I didn’t even let the rooster make it halfway through its wakeup call. I was too tired. I shut my laptop, set it down on my dresser, curled up under the comforter and went fitfully to sleep. I stayed essentially that way for about three months, somehow managing to go to class and do my work and call my friends, but all the while trying very hard to get back to the feeling I have always had stepping out the front door in Stardew Valley: energy, hope, knowledge that the day has something in store. I didn’t just not want to live in the game—I didn’t even want to look at it. It wasn’t because there was any lie in it; unlike books recommended to me about grief and family, it didn’t feel as though anyone was trying to sell me something. I like Stardew Valley precisely because it provides space. It is a way to be alone without being alone, a way to have tasks to complete without the stakes feeling quite like life or death.
In “Reading the Game: Stardew Valley,” Jason Sheehan says that “What you get out of the experience depends heavily on what baggage you're carrying when you first climb on that bus and take the long ride to the coast.” This feels very true. At seventeen, I wanted a little escape from stress, a way to feel as though I had completed some activity, even though it was useless to grow fruit that was only real while my computer remained charged. I didn’t want to step out of my life into the game because I liked my life better—not because it was particularly perfect but because I liked myself, and enjoyed my own company enough to not want to sacrifice it for the sake of a gentle digital world. Even if I could have stepped into the screen, I wouldn’t have, because as Thomas Nagel pointed out in ‘74, you’ve got to give up your subjective experience to be anyone else, even if it’s someone you want to be.

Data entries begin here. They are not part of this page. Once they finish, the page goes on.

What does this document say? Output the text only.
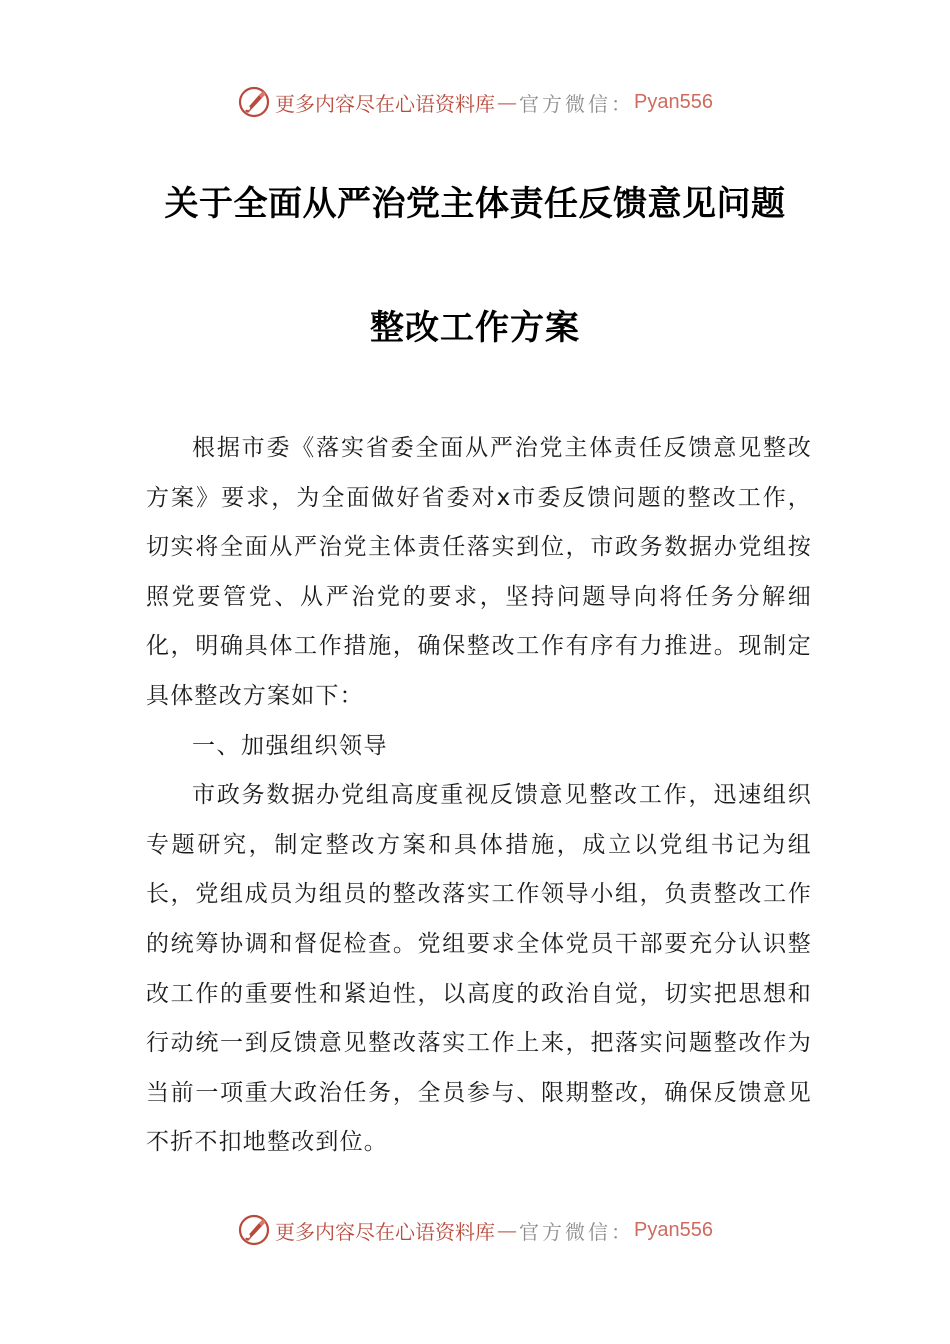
更多内容尽在心语资料库 — 官方微信： Pyan556
关于全面从严治党主体责任反馈意见问题
整改工作方案

根据市委《落实省委全面从严治党主体责任反馈意见整改方案》要求，为全面做好省委对x市委反馈问题的整改工作，切实将全面从严治党主体责任落实到位，市政务数据办党组按照党要管党、从严治党的要求，坚持问题导向将任务分解细化，明确具体工作措施，确保整改工作有序有力推进。现制定具体整改方案如下：

一、加强组织领导

市政务数据办党组高度重视反馈意见整改工作，迅速组织专题研究，制定整改方案和具体措施，成立以党组书记为组长，党组成员为组员的整改落实工作领导小组，负责整改工作的统筹协调和督促检查。党组要求全体党员干部要充分认识整改工作的重要性和紧迫性，以高度的政治自觉，切实把思想和行动统一到反馈意见整改落实工作上来，把落实问题整改作为当前一项重大政治任务，全员参与、限期整改，确保反馈意见不折不扣地整改到位。

更多内容尽在心语资料库 — 官方微信： Pyan556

At twenty-one, I didn’t want to be myself at all. Never mind being in the real world. I practiced a degree of self-hatred and general loathing that has been unseen since the earliest Warped Tour bands threw mic stands into the crowd. The sunlit, verdant world of Stardew Valley couldn’t fix that even if I wanted it to. Playing through a game whose message was “It’s going to be okay” felt untrue, and worse, it felt lonely. As a kid, it’s satisfying to call things out for being liars and fakes, but Stardew Valley was not lying or faking—it was just reassuring a player who was entirely resistant to being reassured.
Now I am back to playing the game, although more seldom than I did when I was younger. I wonder if I will ever be obsessed with anything again the way I was growing up, when I jumped from special interest to special interest like a game of leapfrog. What I do know is that I still prefer playing the game to actually being in it, and feel no immediate urge to run away to a farm in the Pacific Northwest, although if my dear grandmother had left me one I wouldn’t be, like, objecting, or anything. There is some utility now to the distance between myself and my digital self, some room to allow the unconscious to expand. It allows me to not examine every little minute detail of the way I think. I can sit comfortably with my various selves, including the one that is still doubled over clutching at her diaphragm, because grief really does stick. That distance feels important, and it is facilitated by the confines of the life my Stardew Valley character plays. She is constrained by the town’s borders, and instead of dreaming to leave them for the big city nearby, as NPC Sebastian does, she tills the soil of her farm and takes good care of her ghosts.
I hope that when I also take the long ride to that coast, I can sit next to her.